Chebulagic acid Chebulinic acid and Gallic acid, the active principles of Triphala, inhibit TNFα induced pro-angiogenic and pro-inflammatory activities in retinal capillary endothelial cells by inhibiting p38, ERK and NFkB phosphorylation.

Vascular pharmacology (2018-04-22)
Sivasankar Shanmuganathan, Narayanasamy Angayarkanni
ABSTRACT

Tumor necrosis factor-α (TNFα) a pleiotropic cytokine induces pro-inflammatory and pro-angiogenic changes in conditions such as diabetic retinopathy (DR) and neovascular age related macular degeneration (NV-AMD). Hence, inhibition of TNFα mediated changes can benefit the management of DR and NV-AMD. Triphala, an ayurvedic herbal preparation is known to have immunomodulatry functions. In this study we evaluated the alcoholic extract of triphala (AlE) and its compounds Chebulagic acid (CA), Chebulinic acid (CI) and Gallic acid (GA) for their anti-TNFα activity.
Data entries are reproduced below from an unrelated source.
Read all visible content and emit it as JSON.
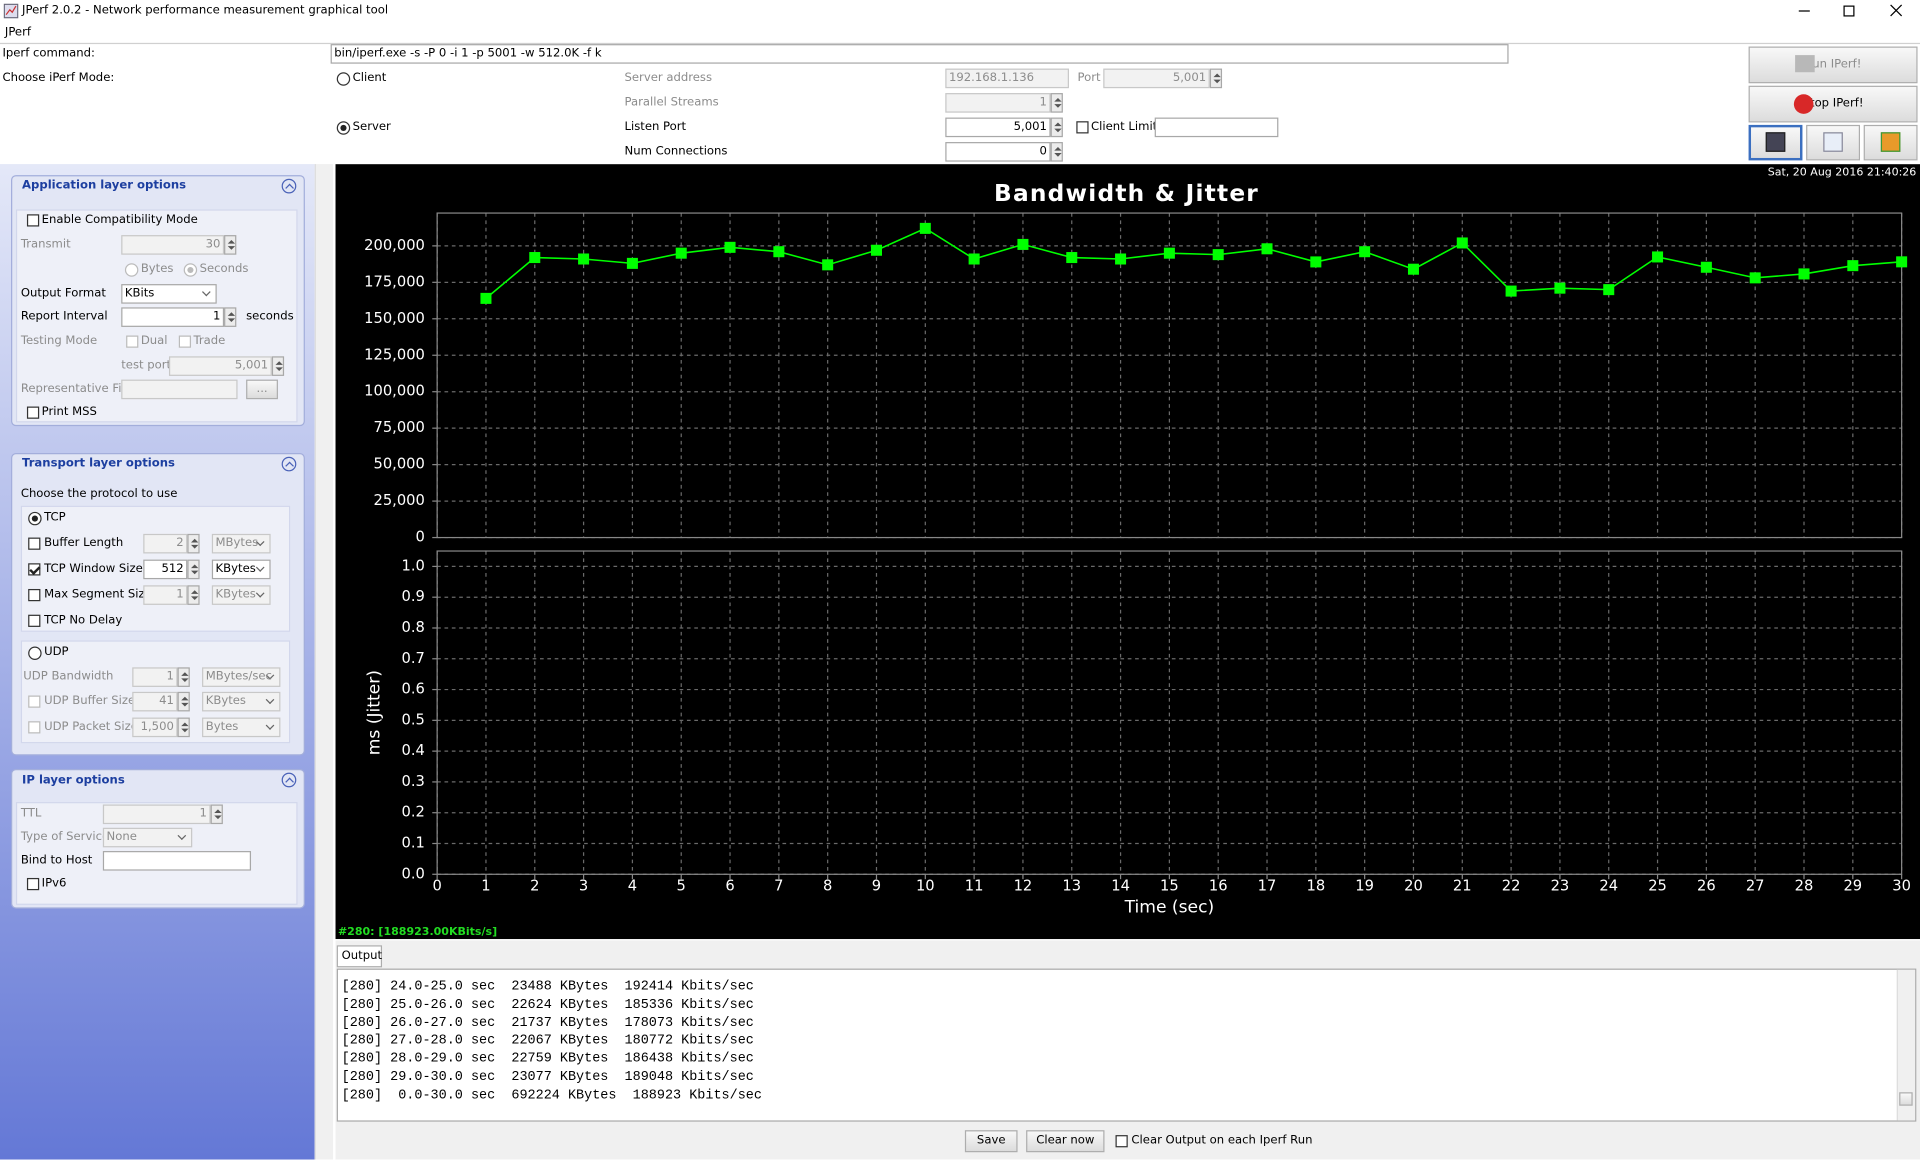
{
  "window": {
    "title": "JPerf 2.0.2 - Network performance measurement graphical tool",
    "menu": "JPerf"
  },
  "command": {
    "label": "Iperf command:",
    "value": "bin/iperf.exe -s -P 0 -i 1 -p 5001 -w 512.0K -f k"
  },
  "mode": {
    "label": "Choose iPerf Mode:",
    "client": "Client",
    "server": "Server",
    "server_address_label": "Server address",
    "server_address": "192.168.1.136",
    "port_label": "Port",
    "port": "5,001",
    "parallel_label": "Parallel Streams",
    "parallel": "1",
    "listen_port_label": "Listen Port",
    "listen_port": "5,001",
    "client_limit_label": "Client Limit",
    "num_connections_label": "Num Connections",
    "num_connections": "0"
  },
  "buttons": {
    "run": "Run IPerf!",
    "stop": "Stop IPerf!"
  },
  "app_options": {
    "title": "Application layer options",
    "compat": "Enable Compatibility Mode",
    "transmit_label": "Transmit",
    "transmit": "30",
    "bytes": "Bytes",
    "seconds": "Seconds",
    "output_format_label": "Output Format",
    "output_format": "KBits",
    "report_interval_label": "Report Interval",
    "report_interval": "1",
    "report_unit": "seconds",
    "testing_mode_label": "Testing Mode",
    "dual": "Dual",
    "trade": "Trade",
    "test_port_label": "test port",
    "test_port": "5,001",
    "rep_file_label": "Representative File",
    "browse": "...",
    "print_mss": "Print MSS"
  },
  "transport": {
    "title": "Transport layer options",
    "protocol_label": "Choose the protocol to use",
    "tcp": "TCP",
    "buffer_length_label": "Buffer Length",
    "buffer_length": "2",
    "buffer_length_unit": "MBytes",
    "window_size_label": "TCP Window Size",
    "window_size": "512",
    "window_size_unit": "KBytes",
    "mss_label": "Max Segment Size",
    "mss": "1",
    "mss_unit": "KBytes",
    "no_delay": "TCP No Delay",
    "udp": "UDP",
    "udp_bandwidth_label": "UDP Bandwidth",
    "udp_bandwidth": "1",
    "udp_bandwidth_unit": "MBytes/sec",
    "udp_buffer_label": "UDP Buffer Size",
    "udp_buffer": "41",
    "udp_buffer_unit": "KBytes",
    "udp_packet_label": "UDP Packet Size",
    "udp_packet": "1,500",
    "udp_packet_unit": "Bytes"
  },
  "ip": {
    "title": "IP layer options",
    "ttl_label": "TTL",
    "ttl": "1",
    "tos_label": "Type of Service",
    "tos": "None",
    "bind_label": "Bind to Host",
    "ipv6": "IPv6"
  },
  "graph": {
    "type": "line",
    "title": "Bandwidth & Jitter",
    "timestamp": "Sat, 20 Aug 2016 21:40:26",
    "x_label": "Time (sec)",
    "xlim": [
      0,
      30
    ],
    "xticks": [
      0,
      1,
      2,
      3,
      4,
      5,
      6,
      7,
      8,
      9,
      10,
      11,
      12,
      13,
      14,
      15,
      16,
      17,
      18,
      19,
      20,
      21,
      22,
      23,
      24,
      25,
      26,
      27,
      28,
      29,
      30
    ],
    "ylim": [
      0,
      222500
    ],
    "yticks": [
      0,
      {
        "value": 25000,
        "label": "25,000"
      },
      {
        "value": 50000,
        "label": "50,000"
      },
      {
        "value": 75000,
        "label": "75,000"
      },
      {
        "value": 100000,
        "label": "100,000"
      },
      {
        "value": 125000,
        "label": "125,000"
      },
      {
        "value": 150000,
        "label": "150,000"
      },
      {
        "value": 175000,
        "label": "175,000"
      },
      {
        "value": 200000,
        "label": "200,000"
      }
    ],
    "y2_label": "ms (Jitter)",
    "y2lim": [
      0,
      1.05
    ],
    "y2ticks": [
      {
        "value": 0,
        "label": "0.0"
      },
      0.1,
      0.2,
      0.3,
      0.4,
      0.5,
      0.6,
      0.7,
      0.8,
      0.9,
      {
        "value": 1,
        "label": "1.0"
      }
    ],
    "grid": true,
    "x": [
      1,
      2,
      3,
      4,
      5,
      6,
      7,
      8,
      9,
      10,
      11,
      12,
      13,
      14,
      15,
      16,
      17,
      18,
      19,
      20,
      21,
      22,
      23,
      24,
      25,
      26,
      27,
      28,
      29,
      30
    ],
    "series": [
      {
        "color": "#00ff00",
        "values": [
          164000,
          192000,
          191000,
          188000,
          195000,
          199000,
          196000,
          187000,
          197000,
          212000,
          191000,
          201000,
          192000,
          191000,
          195000,
          194000,
          198000,
          189000,
          196000,
          184000,
          202000,
          169000,
          171000,
          170000,
          192414,
          185336,
          178073,
          180772,
          186438,
          189048
        ]
      }
    ],
    "status": "#280: [188923.00KBits/s]"
  },
  "output": {
    "tab": "Output",
    "lines": [
      "[280] 24.0-25.0 sec  23488 KBytes  192414 Kbits/sec",
      "[280] 25.0-26.0 sec  22624 KBytes  185336 Kbits/sec",
      "[280] 26.0-27.0 sec  21737 KBytes  178073 Kbits/sec",
      "[280] 27.0-28.0 sec  22067 KBytes  180772 Kbits/sec",
      "[280] 28.0-29.0 sec  22759 KBytes  186438 Kbits/sec",
      "[280] 29.0-30.0 sec  23077 KBytes  189048 Kbits/sec",
      "[280]  0.0-30.0 sec  692224 KBytes  188923 Kbits/sec"
    ],
    "save": "Save",
    "clear": "Clear now",
    "clear_each": "Clear Output on each Iperf Run"
  }
}
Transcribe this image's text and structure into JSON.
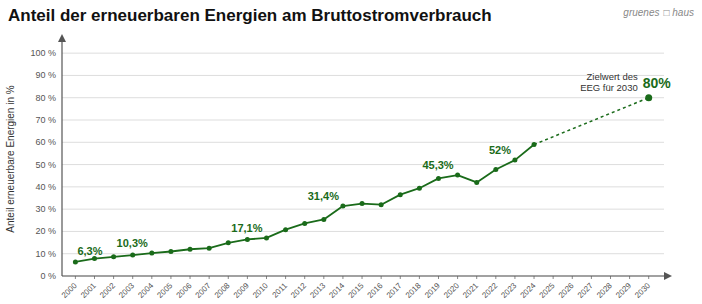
{
  "chart_data": {
    "type": "line",
    "title": "Anteil der erneuerbaren Energien am Bruttostromverbrauch",
    "y_label": "Anteil erneuerbare Energien in %",
    "series": [
      {
        "x": [
          2000,
          2001,
          2002,
          2003,
          2004,
          2005,
          2006,
          2007,
          2008,
          2009,
          2010,
          2011,
          2012,
          2013,
          2014,
          2015,
          2016,
          2017,
          2018,
          2019,
          2020,
          2021,
          2022,
          2023,
          2024
        ],
        "values": [
          6.3,
          7.8,
          8.6,
          9.4,
          10.3,
          11.0,
          12.0,
          12.5,
          14.9,
          16.4,
          17.1,
          20.8,
          23.6,
          25.4,
          31.4,
          32.5,
          32.0,
          36.5,
          39.4,
          43.8,
          45.3,
          42.0,
          47.8,
          52.0,
          59.0
        ],
        "value_labels": [
          "6,3%",
          null,
          null,
          null,
          "10,3%",
          null,
          null,
          null,
          null,
          null,
          "17,1%",
          null,
          null,
          null,
          "31,4%",
          null,
          null,
          null,
          null,
          null,
          "45,3%",
          null,
          null,
          "52%",
          null
        ],
        "color": "#1a6b1a",
        "marker": "circle",
        "line_style": "solid"
      },
      {
        "x": [
          2024,
          2030
        ],
        "values": [
          59.0,
          80.0
        ],
        "color": "#1a6b1a",
        "line_style": "dotted"
      },
      {
        "x": [
          2030
        ],
        "values": [
          80
        ],
        "value_labels": [
          "80%"
        ],
        "color": "#1a6b1a",
        "marker": "circle"
      }
    ],
    "annotations": [
      {
        "text": "Zielwert des"
      },
      {
        "text": "EEG für 2030"
      }
    ],
    "logo": [
      "gruenes",
      "□ haus"
    ],
    "xlim": [
      1999.3,
      2030.8
    ],
    "xticks": [
      2000,
      2001,
      2002,
      2003,
      2004,
      2005,
      2006,
      2007,
      2008,
      2009,
      2010,
      2011,
      2012,
      2013,
      2014,
      2015,
      2016,
      2017,
      2018,
      2019,
      2020,
      2021,
      2022,
      2023,
      2024,
      2025,
      2026,
      2027,
      2028,
      2029,
      2030
    ],
    "ylim": [
      0,
      105
    ],
    "yticks": [
      {
        "value": 0,
        "label": "0 %"
      },
      {
        "value": 10,
        "label": "10 %"
      },
      {
        "value": 20,
        "label": "20 %"
      },
      {
        "value": 30,
        "label": "30 %"
      },
      {
        "value": 40,
        "label": "40 %"
      },
      {
        "value": 50,
        "label": "50 %"
      },
      {
        "value": 60,
        "label": "60 %"
      },
      {
        "value": 70,
        "label": "70 %"
      },
      {
        "value": 80,
        "label": "80 %"
      },
      {
        "value": 90,
        "label": "90 %"
      },
      {
        "value": 100,
        "label": "100 %"
      }
    ],
    "grid": true
  }
}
TNFα induced pro-inflammatory and pro-angiogenic changes in the retinal-choroid microvascular endothelial cells (RF/6A). Treatment with CA/CI/GA and the whole Triphala extract showed characteristic inhibition of MMP-9, cell proliferation/migration and tube formation as well the expression of IL-6, IL-8 and MCP-1 without affecting cell viability. This was mediated by inhibition of p38, ERK and NFκB phosphorylation. Ex vivo angiogenesis assay using chick chorioallantoic membrane (CAM) model also showed that TNFα-induced angiogenesis and it was inhibited by AlE and its active principles. Further, in silico studies revealed that CA, CI and GA are capable of binding the TNFα-receptor-1 to mediate anti-TNFα activity. This study explains the immunomodulatory function of Triphala, evaluated in the context of retinal and choroid vasculopathies in vitro and ex vivo; which showed that CA, CI and GA can be a potential pharmacological agents in the management of DR and NV-AMD.